This might be a time of year for gifts and resolutions – but there will be money to pay back in 2023.
That is the message of finance minister Sigrid Kaag, who has warned that the state will be folding up its safety net for some people and raising funds for the treasury in the months to come.
‘It might have been Christmas, but Scrooge is still with us,’ said an expert from tax advisors Blue Umbrella. ‘The government is searching for money, there is still inflation, and government spending will mostly be funded by business.’
Tax changes in 2023 will hit businesses, entrepreneurs and freelance workers the most.
First of all, corporation tax will rise. The lower rate for profits of up to €200,000 will increase from 15% in 2022 to 19% in 2023; the top rate remains the same at 25.8%, but starts at €200,000 instead of €395,000.
Taxation will also increase for people who own more than 5% of shares in a business directly or indirectly – which is now taxed in ‘box 2.’
The rate in this box is set to rise for dividends of more than €60,000, with a new top level of 40.59%. Below this, the tax burden will shrink very slightly, from the current flat rate of 26.9% to 26%. Meanwhile, people will no longer be able to use reserves in their business to build an ‘old age’ fund that they can later draw down as a pension, which could save taxes if they then qualified for lower rates.
Property and children
In the world of property, the government is trying to make it more appealing for private individuals to buy than corporate or buy-to-let investors.
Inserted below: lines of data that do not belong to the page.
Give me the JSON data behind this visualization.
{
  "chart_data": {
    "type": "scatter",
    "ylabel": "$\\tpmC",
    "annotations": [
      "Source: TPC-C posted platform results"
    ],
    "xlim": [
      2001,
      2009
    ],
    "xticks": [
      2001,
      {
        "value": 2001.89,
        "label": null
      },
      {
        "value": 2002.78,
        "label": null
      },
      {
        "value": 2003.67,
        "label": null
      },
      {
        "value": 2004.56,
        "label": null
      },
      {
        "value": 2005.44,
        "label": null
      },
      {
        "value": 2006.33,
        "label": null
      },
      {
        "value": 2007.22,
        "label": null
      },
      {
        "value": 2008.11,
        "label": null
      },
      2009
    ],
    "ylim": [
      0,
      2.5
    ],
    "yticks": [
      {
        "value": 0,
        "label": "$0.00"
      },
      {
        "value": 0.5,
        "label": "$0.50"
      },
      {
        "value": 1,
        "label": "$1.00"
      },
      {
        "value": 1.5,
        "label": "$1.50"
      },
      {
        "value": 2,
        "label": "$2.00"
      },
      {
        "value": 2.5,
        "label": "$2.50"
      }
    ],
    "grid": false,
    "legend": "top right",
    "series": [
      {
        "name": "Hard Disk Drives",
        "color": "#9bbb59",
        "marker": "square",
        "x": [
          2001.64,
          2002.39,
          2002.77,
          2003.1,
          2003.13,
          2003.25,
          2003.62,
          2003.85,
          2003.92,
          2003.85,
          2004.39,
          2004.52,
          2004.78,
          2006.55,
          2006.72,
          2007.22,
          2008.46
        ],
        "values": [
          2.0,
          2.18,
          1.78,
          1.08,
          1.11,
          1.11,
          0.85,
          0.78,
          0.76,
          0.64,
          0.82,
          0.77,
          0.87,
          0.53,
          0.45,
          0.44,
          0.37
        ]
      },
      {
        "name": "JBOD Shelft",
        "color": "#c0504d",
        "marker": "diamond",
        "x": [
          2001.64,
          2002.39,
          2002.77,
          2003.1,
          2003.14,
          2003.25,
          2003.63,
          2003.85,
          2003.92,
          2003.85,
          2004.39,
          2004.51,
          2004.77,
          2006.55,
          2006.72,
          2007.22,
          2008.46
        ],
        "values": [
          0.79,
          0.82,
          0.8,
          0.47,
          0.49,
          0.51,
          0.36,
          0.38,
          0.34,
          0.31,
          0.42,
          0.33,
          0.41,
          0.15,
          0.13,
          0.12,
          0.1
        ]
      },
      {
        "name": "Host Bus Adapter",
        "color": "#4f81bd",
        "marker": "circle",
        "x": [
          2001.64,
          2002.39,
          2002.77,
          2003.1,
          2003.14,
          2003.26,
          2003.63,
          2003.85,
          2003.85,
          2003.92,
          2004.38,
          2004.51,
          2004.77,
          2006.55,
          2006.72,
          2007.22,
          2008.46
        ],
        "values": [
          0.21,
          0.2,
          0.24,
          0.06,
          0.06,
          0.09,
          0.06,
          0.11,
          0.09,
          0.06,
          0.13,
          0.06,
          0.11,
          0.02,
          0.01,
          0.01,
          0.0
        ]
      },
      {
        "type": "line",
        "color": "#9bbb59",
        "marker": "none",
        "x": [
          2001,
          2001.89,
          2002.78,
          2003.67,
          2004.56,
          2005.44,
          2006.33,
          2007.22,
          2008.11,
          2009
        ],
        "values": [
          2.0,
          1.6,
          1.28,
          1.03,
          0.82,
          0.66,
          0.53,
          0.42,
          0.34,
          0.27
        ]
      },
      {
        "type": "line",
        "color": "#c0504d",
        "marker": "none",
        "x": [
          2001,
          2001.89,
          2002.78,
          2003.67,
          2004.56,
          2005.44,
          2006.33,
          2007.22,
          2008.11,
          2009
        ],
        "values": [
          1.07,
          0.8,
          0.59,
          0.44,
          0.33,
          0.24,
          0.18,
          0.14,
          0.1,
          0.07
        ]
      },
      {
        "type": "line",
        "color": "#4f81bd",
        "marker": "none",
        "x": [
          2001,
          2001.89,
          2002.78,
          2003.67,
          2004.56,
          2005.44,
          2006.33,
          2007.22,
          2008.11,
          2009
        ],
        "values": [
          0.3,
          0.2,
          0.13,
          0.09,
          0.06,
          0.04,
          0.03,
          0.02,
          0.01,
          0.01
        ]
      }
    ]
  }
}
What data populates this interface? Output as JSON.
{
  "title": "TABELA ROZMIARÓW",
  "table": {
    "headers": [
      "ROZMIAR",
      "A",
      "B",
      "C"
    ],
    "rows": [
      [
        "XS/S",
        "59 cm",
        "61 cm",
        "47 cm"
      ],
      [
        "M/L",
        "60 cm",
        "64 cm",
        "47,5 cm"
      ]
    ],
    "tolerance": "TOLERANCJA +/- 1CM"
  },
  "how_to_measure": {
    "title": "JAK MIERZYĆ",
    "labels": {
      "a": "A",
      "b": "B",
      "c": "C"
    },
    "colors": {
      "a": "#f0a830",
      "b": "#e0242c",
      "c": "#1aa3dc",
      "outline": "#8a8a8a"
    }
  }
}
The transfer tax for people buying a home as an investment will rise from the current 8% to 10.4% – compared with 2% for individuals over the age of 35.
However, parents will no longer be able to give their adult children under 40 a gift of €106,671 tax free to help buy a first house. This tax break will disappear and parents will be able to give their offspring a tax-free gift of €27,231 for that year only. Some experts suggested the allowance made the housing market less of a fair playing field and further pumped up prices.
The government wants to make childcare costs largely free for parents by 2025 and this month, the government decided to increase the childcare allowance for next year, in order to prevent working parents from getting into a jam.
High inflation and salary rises, though, mean fees from childcare providers will go up. ‘The bottom line is: what parents pay will be higher,’ said a Blue Umbrella expert.
Tighten your belt
Meanwhile, the tax-free allowance for freelancers, or ZZP’ers, is going down so this group will pay more tax. The tax break is being cut from € 6,310 in 2022 and will be just €900 a year in 2027.
A small compensation is that the level of childcare allowance in 2023 for freelancers will no longer depend on how many hours they work.
For some of us, a good New Year’s resolution might be to tighten our budgets a notch or two.